Surging demand for housing during the pandemic has led the country's mortgage insurer and the Bank of Canada to warn of escalating risks, and politicians have vowed to take steps to boost affordability. Yet, the central bank's own low-rate policies have helped fuel soaring demand.

"We are at a point where there's an artificial suppression of the short-term, central bank controlled rate," said mortgage broker Ron Butler. But "a marketplace-based rate like the five-year fixed says 'no no no, I think rates have to go up'."

But "the effect on the marketplace, where the variable rate is so low, is very much blunted," he added.

Canada's biggest banks have raised their five-year fixed rates in response to the surge in bond yields - ranging from Royal Bank of Canada's rate of 2.44% to Toronto-Dominion Bank's 2.29%.

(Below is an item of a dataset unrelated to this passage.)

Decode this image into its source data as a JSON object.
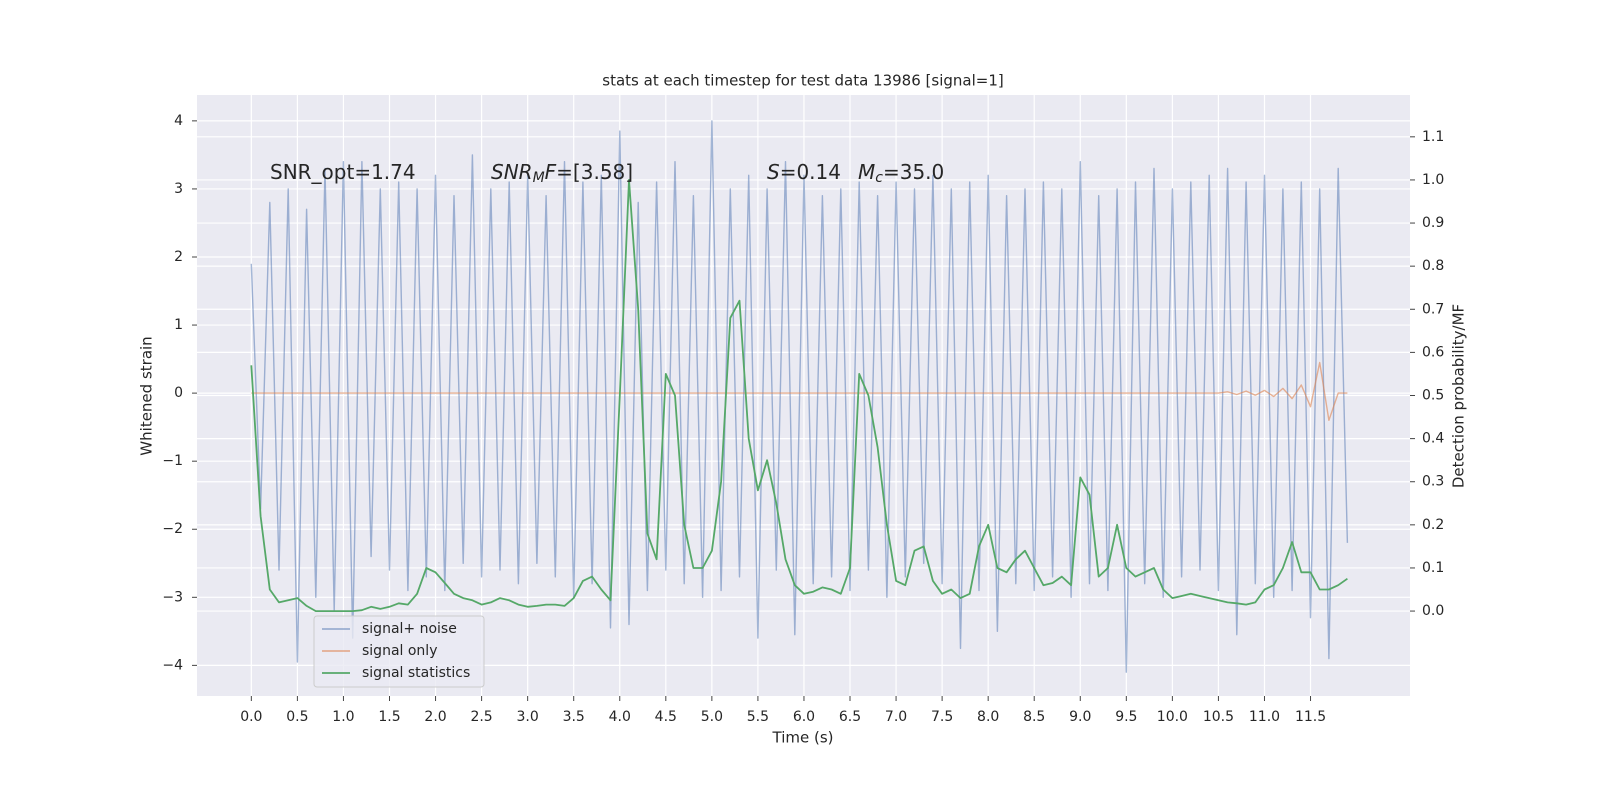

That has pushed the average discounted fixed mortgage rate to a 16-month high of 1.94% as of Wednesday, while the discounted variable rate dropped to a record 0.95%, according to rate comparison site RateHub.ca.

"The variable rate is half the fixed rate," said Ratehub.ca co-founder James Laird, adding that demand for variable-rate mortgages usually rises when they are at least 75 basis points cheaper than fixed. "This is the most extreme difference we've seen."


Mortgages powered earnings growth for banks during the pandemic, but as economies open up, banks have more opportunities to lend and their willingness to pass on their higher borrowing costs to home buyers shows that flexibility.

The increase in fixed rates illustrates that some of the banks' eagerness during the pandemic to boost mortgage lending to deploy excess capital has ebbed, said Newhaven Asset Management portfolio manager Ryan Bushell.

The fact that they are driving more borrowers to variable-rate loans shows they "want people to be adjusting up the curve quicker," he said, since any central bank interest rate hike would raise floating rates while fixed rates remain the same.

A pullback in overall mortgage demand will only come if bond yields were to rise by 100 basis points or more, although this would be offset by better margins for lenders, said Rob Colangelo, vice president and senior credit officer at Moody's Investors Service.

"If bond yields continue to rise, they may need to make adjustments here and there, but I don't feel they'd ... be as significant as if the Bank of Canada says they were going to raise rates 50 to 100 basis points, for example," he said.